Pecado capital, la envidia es una
emoción fea. La única prohibida en los mandamientos hebreos —el famoso noveno:
no codiciarás…—, consiste en ver destinos ajenos como espejos de nuestros
vacíos y carencias. Desear lo que otros —pensamos que inmerecida, injusta y
tramposamente— poseen y nosotros deberíamos tener. Posesiones, posiciones,
estilos y relaciones pueden ser objeto de la envidia que se aloja en el rabillo
del ojo y no lo deja mientras vamos haciendo lo nuestro.
Si envidiar consume y desgasta,
sentirse envidiado no es mejor. Quizá por un rato parece ligado, de alguna
manera misteriosa —entre indicador y motor— a nuestro progreso. Los demás nos
miran, señal de que los dioses nos prefieren. Pero, rápidamente, esa mirada
parece poner en peligro esa preferencia. Y todos sabemos que los dioses son
caprichosos y, quizá, se fijen con benevolencia en los envidiosos y nos lo
quiten todo. O que esos descontentos de la suerte hagan alguna trampa, algún
hechizo que nos lleve al despeñadero. ¡A evitar el mal de ojo se ha dicho! ¡Y
vaya que la mente se aferra a amuletos, magos, consejeros científicos, entre
otros, para neutralizar las ofensivas envidiosas!
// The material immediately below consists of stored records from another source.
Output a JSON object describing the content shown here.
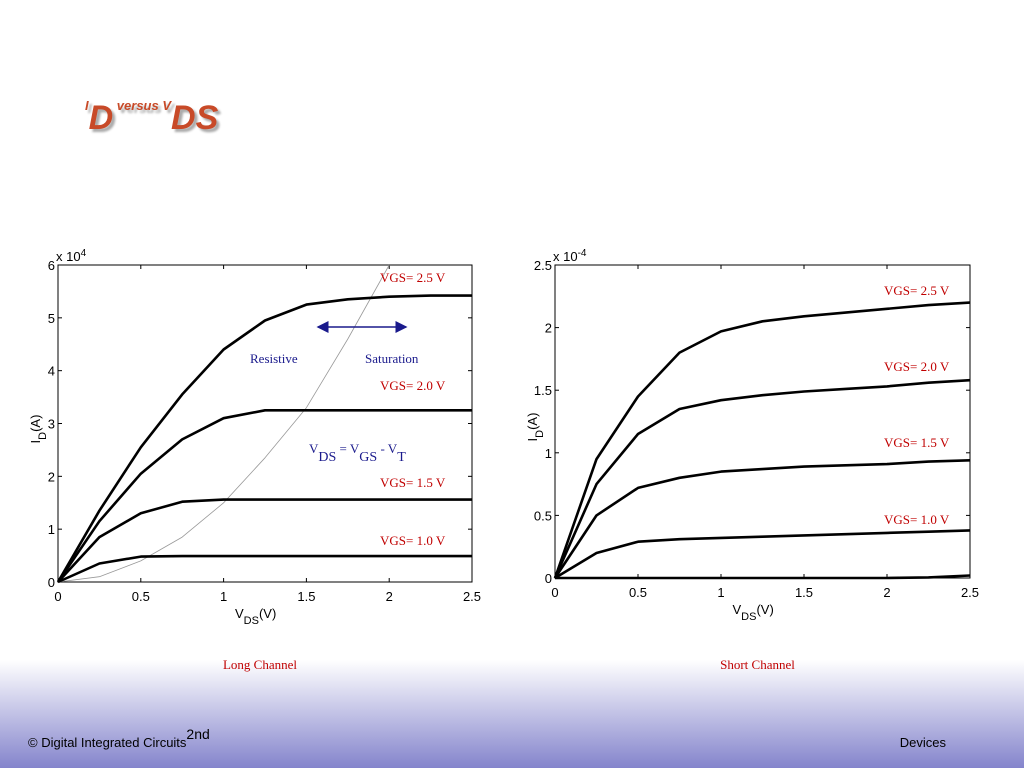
{
  "slide": {
    "title": [
      "I",
      "D",
      " versus V",
      "DS"
    ],
    "footer_left": [
      "© Digital Integrated Circuits",
      "2nd"
    ],
    "footer_right": "Devices"
  },
  "chart_data": [
    {
      "type": "line",
      "caption": "Long Channel",
      "xlabel": [
        "V",
        "DS",
        "(V)"
      ],
      "ylabel": [
        "I",
        "D",
        "(A)"
      ],
      "y_multiplier": [
        "x 10",
        "4"
      ],
      "xlim": [
        0,
        2.5
      ],
      "xticks": [
        0,
        0.5,
        1,
        1.5,
        2,
        2.5
      ],
      "ylim": [
        0,
        6
      ],
      "yticks": [
        0,
        1,
        2,
        3,
        4,
        5,
        6
      ],
      "x": [
        0,
        0.25,
        0.5,
        0.75,
        1,
        1.25,
        1.5,
        1.75,
        2,
        2.25,
        2.5
      ],
      "series": [
        {
          "name": "VGS= 2.5 V",
          "color": "#000000",
          "values": [
            0,
            1.35,
            2.55,
            3.55,
            4.4,
            4.95,
            5.25,
            5.35,
            5.4,
            5.42,
            5.42
          ]
        },
        {
          "name": "VGS= 2.0 V",
          "color": "#000000",
          "values": [
            0,
            1.15,
            2.05,
            2.7,
            3.1,
            3.25,
            3.25,
            3.25,
            3.25,
            3.25,
            3.25
          ]
        },
        {
          "name": "VGS= 1.5 V",
          "color": "#000000",
          "values": [
            0,
            0.85,
            1.3,
            1.52,
            1.56,
            1.56,
            1.56,
            1.56,
            1.56,
            1.56,
            1.56
          ]
        },
        {
          "name": "VGS= 1.0 V",
          "color": "#000000",
          "values": [
            0,
            0.35,
            0.48,
            0.49,
            0.49,
            0.49,
            0.49,
            0.49,
            0.49,
            0.49,
            0.49
          ]
        }
      ],
      "label_color": "#c00000",
      "region_labels": [
        "Resistive",
        "Saturation"
      ],
      "boundary": {
        "label": [
          "V",
          "DS",
          " = V",
          "GS",
          " - V",
          "T"
        ],
        "color": "#999999",
        "x": [
          0,
          0.25,
          0.5,
          0.75,
          1,
          1.25,
          1.5,
          1.75,
          2
        ],
        "values": [
          0,
          0.1,
          0.4,
          0.85,
          1.5,
          2.35,
          3.3,
          4.6,
          6
        ]
      }
    },
    {
      "type": "line",
      "caption": "Short Channel",
      "xlabel": [
        "V",
        "DS",
        "(V)"
      ],
      "ylabel": [
        "I",
        "D",
        "(A)"
      ],
      "y_multiplier": [
        "x 10",
        "-4"
      ],
      "xlim": [
        0,
        2.5
      ],
      "xticks": [
        0,
        0.5,
        1,
        1.5,
        2,
        2.5
      ],
      "ylim": [
        0,
        2.5
      ],
      "yticks": [
        0,
        0.5,
        1,
        1.5,
        2,
        2.5
      ],
      "x": [
        0,
        0.25,
        0.5,
        0.75,
        1,
        1.25,
        1.5,
        1.75,
        2,
        2.25,
        2.5
      ],
      "series": [
        {
          "name": "VGS= 2.5 V",
          "color": "#000000",
          "values": [
            0,
            0.95,
            1.45,
            1.8,
            1.97,
            2.05,
            2.09,
            2.12,
            2.15,
            2.18,
            2.2
          ]
        },
        {
          "name": "VGS= 2.0 V",
          "color": "#000000",
          "values": [
            0,
            0.75,
            1.15,
            1.35,
            1.42,
            1.46,
            1.49,
            1.51,
            1.53,
            1.56,
            1.58
          ]
        },
        {
          "name": "VGS= 1.5 V",
          "color": "#000000",
          "values": [
            0,
            0.5,
            0.72,
            0.8,
            0.85,
            0.87,
            0.89,
            0.9,
            0.91,
            0.93,
            0.94
          ]
        },
        {
          "name": "VGS= 1.0 V",
          "color": "#000000",
          "values": [
            0,
            0.2,
            0.29,
            0.31,
            0.32,
            0.33,
            0.34,
            0.35,
            0.36,
            0.37,
            0.38
          ]
        },
        {
          "color": "#000000",
          "values": [
            0,
            0,
            0,
            0,
            0,
            0,
            0,
            0,
            0,
            0.005,
            0.02
          ]
        }
      ],
      "label_color": "#c00000"
    }
  ]
}
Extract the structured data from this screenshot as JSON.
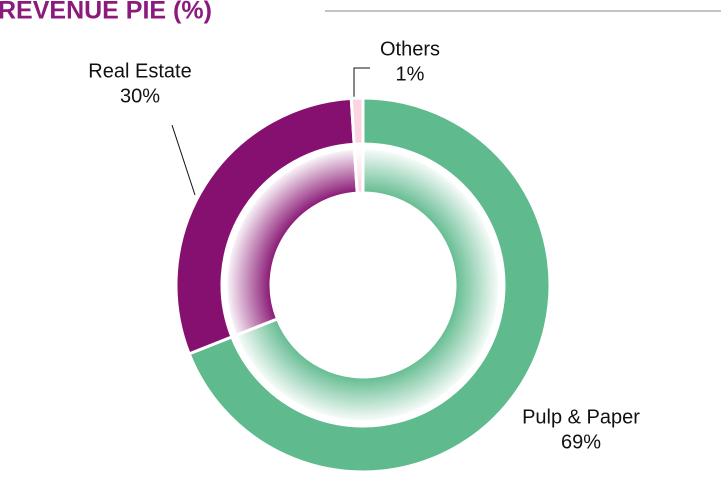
{
  "chart_data": {
    "type": "donut",
    "title": "REVENUE PIE (%)",
    "categories": [
      "Pulp & Paper",
      "Real Estate",
      "Others"
    ],
    "values": [
      69,
      30,
      1
    ],
    "value_labels": [
      "69%",
      "30%",
      "1%"
    ],
    "colors": [
      "#5fba8e",
      "#861070",
      "#fbd5df"
    ]
  }
}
La incapacidad para alegrarse del
éxito ajeno y desear sinceramente progreso a los demás, así como la alegría
intensa cuando los otros fracasan y caen apabullados por los golpes vallejianos
de la vida, acompañan la envidia. En pequeñas dosis están presentes en la
actividad mental normal, pero, como en nuestra sociedad, cuando se convierten
en estilo colectivo y coexisten con intensos esfuerzos por salir adelante sin
que haya un campo de juego parejo y árbitros confiables, producen frustración y
enormes dificultades para hacer crecer al conjunto.